To further substantiate the idea that the disciples were empowered at Pentecost, a look at Quinn and Spreitzer’s four characteristics of empowered people in comparison to the account of Peter and the disciples in Acts 2 is in order. The four characteristics put forth by Quinn and Spreitzer in The road to empowerment: Seven questions every leader should consider are:
- Sense of self-determination
- Sense of meaning
- Sense of competence
- Sense of impact
A sense of self-determination is being free to do the work, not being micromanaged. Peter and the disciples in Acts 2 were definitely not being micromanaged. For example, the script for the speech was not written for Peter. Additionally, they were guided by the Holy Spirit to go and do the task.
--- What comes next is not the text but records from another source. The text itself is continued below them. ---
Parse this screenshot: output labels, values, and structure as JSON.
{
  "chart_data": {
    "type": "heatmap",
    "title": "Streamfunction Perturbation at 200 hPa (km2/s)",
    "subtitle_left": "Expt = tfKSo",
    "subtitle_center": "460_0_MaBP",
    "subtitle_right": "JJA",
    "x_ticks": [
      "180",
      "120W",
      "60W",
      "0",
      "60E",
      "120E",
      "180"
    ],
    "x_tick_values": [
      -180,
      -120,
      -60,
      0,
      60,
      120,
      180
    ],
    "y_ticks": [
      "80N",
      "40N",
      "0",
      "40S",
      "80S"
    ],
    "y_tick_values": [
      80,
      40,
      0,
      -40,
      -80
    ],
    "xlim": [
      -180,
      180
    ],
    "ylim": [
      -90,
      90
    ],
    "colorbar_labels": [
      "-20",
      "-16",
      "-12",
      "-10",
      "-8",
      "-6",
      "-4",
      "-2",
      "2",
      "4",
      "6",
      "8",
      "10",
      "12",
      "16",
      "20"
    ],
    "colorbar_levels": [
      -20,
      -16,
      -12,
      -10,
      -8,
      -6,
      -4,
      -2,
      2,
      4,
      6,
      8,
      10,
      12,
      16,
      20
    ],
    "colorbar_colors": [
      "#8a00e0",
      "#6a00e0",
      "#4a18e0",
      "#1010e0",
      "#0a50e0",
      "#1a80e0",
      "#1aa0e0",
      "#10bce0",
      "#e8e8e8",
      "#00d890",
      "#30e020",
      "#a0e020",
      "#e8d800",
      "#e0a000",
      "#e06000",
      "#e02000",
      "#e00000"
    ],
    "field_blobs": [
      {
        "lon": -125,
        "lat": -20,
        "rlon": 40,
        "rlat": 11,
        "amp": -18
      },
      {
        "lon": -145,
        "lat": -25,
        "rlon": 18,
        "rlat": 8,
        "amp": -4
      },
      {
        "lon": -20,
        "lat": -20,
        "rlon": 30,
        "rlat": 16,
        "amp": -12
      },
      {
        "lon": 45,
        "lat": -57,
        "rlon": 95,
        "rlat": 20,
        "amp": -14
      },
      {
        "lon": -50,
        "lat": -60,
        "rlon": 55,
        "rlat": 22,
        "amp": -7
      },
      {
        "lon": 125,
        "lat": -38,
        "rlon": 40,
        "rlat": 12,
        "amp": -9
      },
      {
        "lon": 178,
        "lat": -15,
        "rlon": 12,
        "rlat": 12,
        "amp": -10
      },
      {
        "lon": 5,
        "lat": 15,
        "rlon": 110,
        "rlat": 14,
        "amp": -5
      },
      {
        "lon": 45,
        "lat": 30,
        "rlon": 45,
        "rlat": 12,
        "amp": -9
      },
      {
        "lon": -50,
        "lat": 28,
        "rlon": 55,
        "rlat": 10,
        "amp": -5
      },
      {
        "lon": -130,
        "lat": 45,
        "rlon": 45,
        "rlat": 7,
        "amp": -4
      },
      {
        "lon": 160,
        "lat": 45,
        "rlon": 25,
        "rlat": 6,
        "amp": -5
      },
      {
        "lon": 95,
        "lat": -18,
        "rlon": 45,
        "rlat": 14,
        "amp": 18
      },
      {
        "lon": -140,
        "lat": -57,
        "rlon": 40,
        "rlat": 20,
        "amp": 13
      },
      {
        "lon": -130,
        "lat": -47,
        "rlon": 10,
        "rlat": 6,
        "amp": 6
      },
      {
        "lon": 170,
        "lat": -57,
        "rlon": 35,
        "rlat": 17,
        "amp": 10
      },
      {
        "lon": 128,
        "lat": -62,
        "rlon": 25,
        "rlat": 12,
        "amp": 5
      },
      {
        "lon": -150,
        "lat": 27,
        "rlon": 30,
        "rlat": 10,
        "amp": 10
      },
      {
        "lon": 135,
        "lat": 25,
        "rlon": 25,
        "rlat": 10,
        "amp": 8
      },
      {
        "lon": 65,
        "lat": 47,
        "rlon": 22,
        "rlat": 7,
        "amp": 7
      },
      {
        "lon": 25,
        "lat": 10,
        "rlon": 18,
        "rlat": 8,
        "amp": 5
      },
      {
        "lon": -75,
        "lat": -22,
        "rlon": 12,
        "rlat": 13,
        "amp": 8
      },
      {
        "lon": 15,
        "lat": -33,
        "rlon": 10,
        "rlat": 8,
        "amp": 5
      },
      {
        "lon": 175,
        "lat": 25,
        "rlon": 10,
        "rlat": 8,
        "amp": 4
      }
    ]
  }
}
A sense of meaning refers to feeling that what they do is important and to the success of the organization. This sense of meaning can be seen in the chapters following Acts 2. The accounts of Stephen, the Apostles’ time in prison, and the death of James, (the brother of John), is proof to the sense of meaning that these Apostles attached to what they were doing.
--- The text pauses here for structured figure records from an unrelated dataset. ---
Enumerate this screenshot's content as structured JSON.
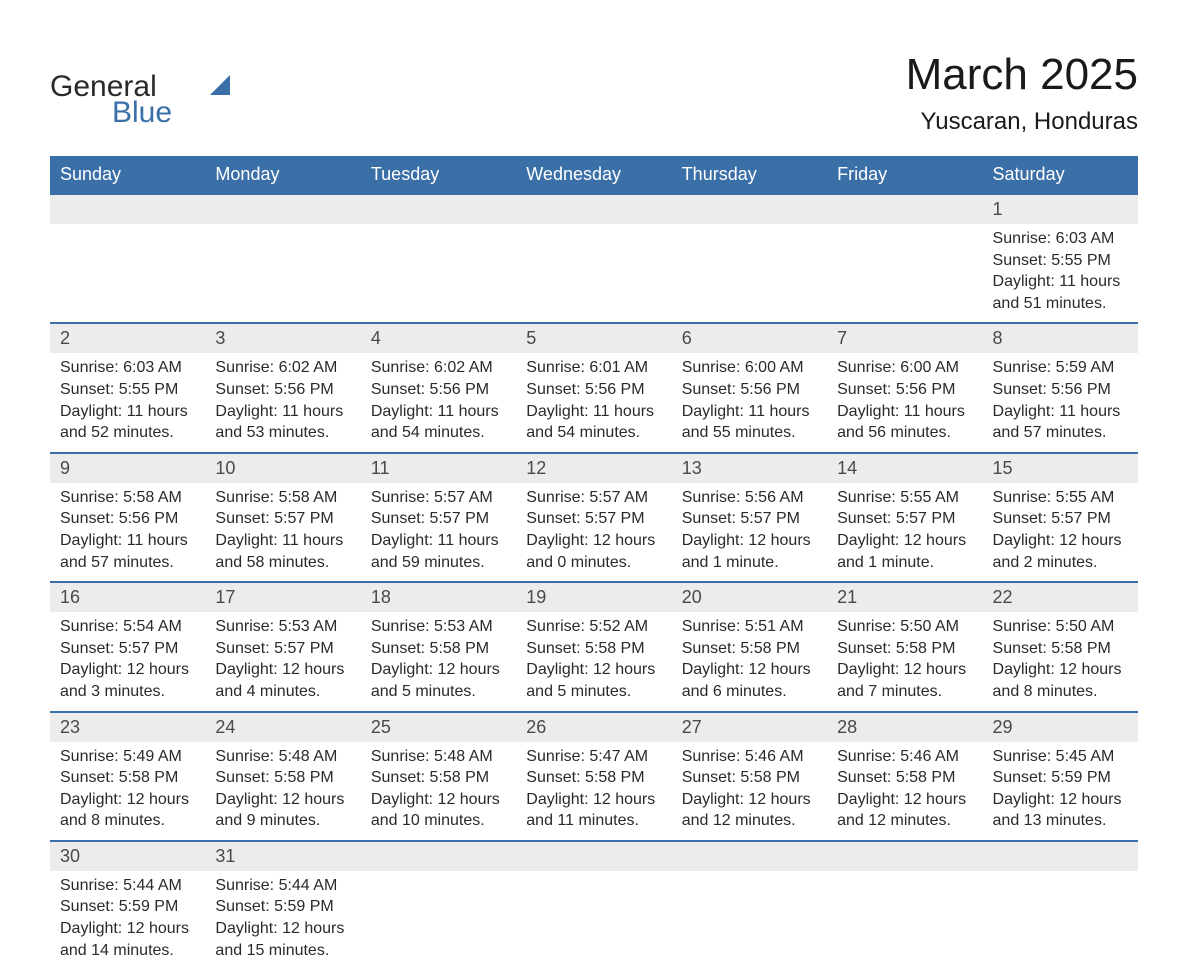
{
  "branding": {
    "name_part1": "General",
    "name_part2": "Blue",
    "colors": {
      "brand_blue": "#3b6fa8",
      "text_dark": "#2a2a2a",
      "header_bg": "#3b6fa8",
      "header_text": "#ffffff",
      "daynum_bg": "#ececec",
      "daynum_text": "#4a4a4a",
      "border_blue": "#3b6fa8"
    }
  },
  "title": "March 2025",
  "location": "Yuscaran, Honduras",
  "day_headers": [
    "Sunday",
    "Monday",
    "Tuesday",
    "Wednesday",
    "Thursday",
    "Friday",
    "Saturday"
  ],
  "weeks": [
    {
      "cells": [
        {
          "day": "",
          "sunrise": "",
          "sunset": "",
          "daylight": ""
        },
        {
          "day": "",
          "sunrise": "",
          "sunset": "",
          "daylight": ""
        },
        {
          "day": "",
          "sunrise": "",
          "sunset": "",
          "daylight": ""
        },
        {
          "day": "",
          "sunrise": "",
          "sunset": "",
          "daylight": ""
        },
        {
          "day": "",
          "sunrise": "",
          "sunset": "",
          "daylight": ""
        },
        {
          "day": "",
          "sunrise": "",
          "sunset": "",
          "daylight": ""
        },
        {
          "day": "1",
          "sunrise": "Sunrise: 6:03 AM",
          "sunset": "Sunset: 5:55 PM",
          "daylight": "Daylight: 11 hours and 51 minutes."
        }
      ]
    },
    {
      "cells": [
        {
          "day": "2",
          "sunrise": "Sunrise: 6:03 AM",
          "sunset": "Sunset: 5:55 PM",
          "daylight": "Daylight: 11 hours and 52 minutes."
        },
        {
          "day": "3",
          "sunrise": "Sunrise: 6:02 AM",
          "sunset": "Sunset: 5:56 PM",
          "daylight": "Daylight: 11 hours and 53 minutes."
        },
        {
          "day": "4",
          "sunrise": "Sunrise: 6:02 AM",
          "sunset": "Sunset: 5:56 PM",
          "daylight": "Daylight: 11 hours and 54 minutes."
        },
        {
          "day": "5",
          "sunrise": "Sunrise: 6:01 AM",
          "sunset": "Sunset: 5:56 PM",
          "daylight": "Daylight: 11 hours and 54 minutes."
        },
        {
          "day": "6",
          "sunrise": "Sunrise: 6:00 AM",
          "sunset": "Sunset: 5:56 PM",
          "daylight": "Daylight: 11 hours and 55 minutes."
        },
        {
          "day": "7",
          "sunrise": "Sunrise: 6:00 AM",
          "sunset": "Sunset: 5:56 PM",
          "daylight": "Daylight: 11 hours and 56 minutes."
        },
        {
          "day": "8",
          "sunrise": "Sunrise: 5:59 AM",
          "sunset": "Sunset: 5:56 PM",
          "daylight": "Daylight: 11 hours and 57 minutes."
        }
      ]
    },
    {
      "cells": [
        {
          "day": "9",
          "sunrise": "Sunrise: 5:58 AM",
          "sunset": "Sunset: 5:56 PM",
          "daylight": "Daylight: 11 hours and 57 minutes."
        },
        {
          "day": "10",
          "sunrise": "Sunrise: 5:58 AM",
          "sunset": "Sunset: 5:57 PM",
          "daylight": "Daylight: 11 hours and 58 minutes."
        },
        {
          "day": "11",
          "sunrise": "Sunrise: 5:57 AM",
          "sunset": "Sunset: 5:57 PM",
          "daylight": "Daylight: 11 hours and 59 minutes."
        },
        {
          "day": "12",
          "sunrise": "Sunrise: 5:57 AM",
          "sunset": "Sunset: 5:57 PM",
          "daylight": "Daylight: 12 hours and 0 minutes."
        },
        {
          "day": "13",
          "sunrise": "Sunrise: 5:56 AM",
          "sunset": "Sunset: 5:57 PM",
          "daylight": "Daylight: 12 hours and 1 minute."
        },
        {
          "day": "14",
          "sunrise": "Sunrise: 5:55 AM",
          "sunset": "Sunset: 5:57 PM",
          "daylight": "Daylight: 12 hours and 1 minute."
        },
        {
          "day": "15",
          "sunrise": "Sunrise: 5:55 AM",
          "sunset": "Sunset: 5:57 PM",
          "daylight": "Daylight: 12 hours and 2 minutes."
        }
      ]
    },
    {
      "cells": [
        {
          "day": "16",
          "sunrise": "Sunrise: 5:54 AM",
          "sunset": "Sunset: 5:57 PM",
          "daylight": "Daylight: 12 hours and 3 minutes."
        },
        {
          "day": "17",
          "sunrise": "Sunrise: 5:53 AM",
          "sunset": "Sunset: 5:57 PM",
          "daylight": "Daylight: 12 hours and 4 minutes."
        },
        {
          "day": "18",
          "sunrise": "Sunrise: 5:53 AM",
          "sunset": "Sunset: 5:58 PM",
          "daylight": "Daylight: 12 hours and 5 minutes."
        },
        {
          "day": "19",
          "sunrise": "Sunrise: 5:52 AM",
          "sunset": "Sunset: 5:58 PM",
          "daylight": "Daylight: 12 hours and 5 minutes."
        },
        {
          "day": "20",
          "sunrise": "Sunrise: 5:51 AM",
          "sunset": "Sunset: 5:58 PM",
          "daylight": "Daylight: 12 hours and 6 minutes."
        },
        {
          "day": "21",
          "sunrise": "Sunrise: 5:50 AM",
          "sunset": "Sunset: 5:58 PM",
          "daylight": "Daylight: 12 hours and 7 minutes."
        },
        {
          "day": "22",
          "sunrise": "Sunrise: 5:50 AM",
          "sunset": "Sunset: 5:58 PM",
          "daylight": "Daylight: 12 hours and 8 minutes."
        }
      ]
    },
    {
      "cells": [
        {
          "day": "23",
          "sunrise": "Sunrise: 5:49 AM",
          "sunset": "Sunset: 5:58 PM",
          "daylight": "Daylight: 12 hours and 8 minutes."
        },
        {
          "day": "24",
          "sunrise": "Sunrise: 5:48 AM",
          "sunset": "Sunset: 5:58 PM",
          "daylight": "Daylight: 12 hours and 9 minutes."
        },
        {
          "day": "25",
          "sunrise": "Sunrise: 5:48 AM",
          "sunset": "Sunset: 5:58 PM",
          "daylight": "Daylight: 12 hours and 10 minutes."
        },
        {
          "day": "26",
          "sunrise": "Sunrise: 5:47 AM",
          "sunset": "Sunset: 5:58 PM",
          "daylight": "Daylight: 12 hours and 11 minutes."
        },
        {
          "day": "27",
          "sunrise": "Sunrise: 5:46 AM",
          "sunset": "Sunset: 5:58 PM",
          "daylight": "Daylight: 12 hours and 12 minutes."
        },
        {
          "day": "28",
          "sunrise": "Sunrise: 5:46 AM",
          "sunset": "Sunset: 5:58 PM",
          "daylight": "Daylight: 12 hours and 12 minutes."
        },
        {
          "day": "29",
          "sunrise": "Sunrise: 5:45 AM",
          "sunset": "Sunset: 5:59 PM",
          "daylight": "Daylight: 12 hours and 13 minutes."
        }
      ]
    },
    {
      "cells": [
        {
          "day": "30",
          "sunrise": "Sunrise: 5:44 AM",
          "sunset": "Sunset: 5:59 PM",
          "daylight": "Daylight: 12 hours and 14 minutes."
        },
        {
          "day": "31",
          "sunrise": "Sunrise: 5:44 AM",
          "sunset": "Sunset: 5:59 PM",
          "daylight": "Daylight: 12 hours and 15 minutes."
        },
        {
          "day": "",
          "sunrise": "",
          "sunset": "",
          "daylight": ""
        },
        {
          "day": "",
          "sunrise": "",
          "sunset": "",
          "daylight": ""
        },
        {
          "day": "",
          "sunrise": "",
          "sunset": "",
          "daylight": ""
        },
        {
          "day": "",
          "sunrise": "",
          "sunset": "",
          "daylight": ""
        },
        {
          "day": "",
          "sunrise": "",
          "sunset": "",
          "daylight": ""
        }
      ]
    }
  ],
  "typography": {
    "title_fontsize": 44,
    "location_fontsize": 24,
    "header_fontsize": 18,
    "daynum_fontsize": 18,
    "content_fontsize": 16
  }
}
A sense of competence is understood as feeling confident that one knows what they are doing and can do the work. Peter demonstrated this in his message weaving Old Testament prophecies into the present in a call to repentance that led to 3,000 being baptized. Again, the passages following Acts 2, and the formation of on-going fellowships outside of Jerusalem, further illustrates the Apostles’ competence resulting from being empowered. Finally, feeling like one has influence and that others will listen is representative of having a sense of impact. Acts 2: 42-47 gives a clear picture of the influence the apostles had on the formation and maturity of the new movement as the people were devoting themselves to the teaching of the Apostles.
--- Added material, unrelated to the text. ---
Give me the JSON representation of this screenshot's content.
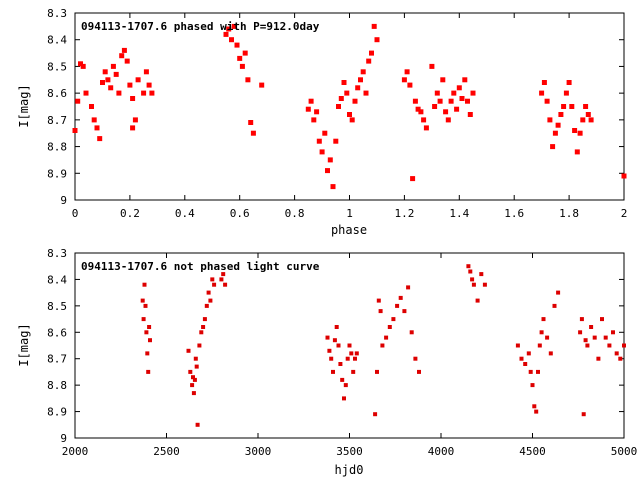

What is the Difference Between Divine and Psychological Empowerment?
However, divine empowerment is differentiated from psychological empowerment by the sacred nature of the message. But that is not all; it is the filling of the Holy Spirit (Acts 2: 4) that empowered the apostles to fulfill God’s task for them. Since divine empowerment is more than just a message, today’s business, government, and civic leaders can be divinely empowered regardless of context or message. This is a significant way in which divine empowerment does not fit into the concept of psychological empowerment used in today’s leadership theories.
The application is clear for today’s Christian leader as all are called to be Christ’s witness in the world regardless of work context. Christian leaders cannot be what they are called to be unless they are empowered by the Holy Spirit. Researchers also state that people need to want to be empowered, and this was true for the apostles as they waited in Jerusalem just as they were instructed by Jesus. This is the organic, bottoms-up aspect of empowerment when the individual allows the process of empowerment to take place and receives the delegation, equipping, risk, growth, and impact of empowerment. From this divine empowerment, today’s Christian leader will have a strong sense of determination, meaning, competence, and influence so that the leader can “spread the fragrance of the knowledge of him everywhere” (2 Cor. 2: 14) in whatever context the leader is situated.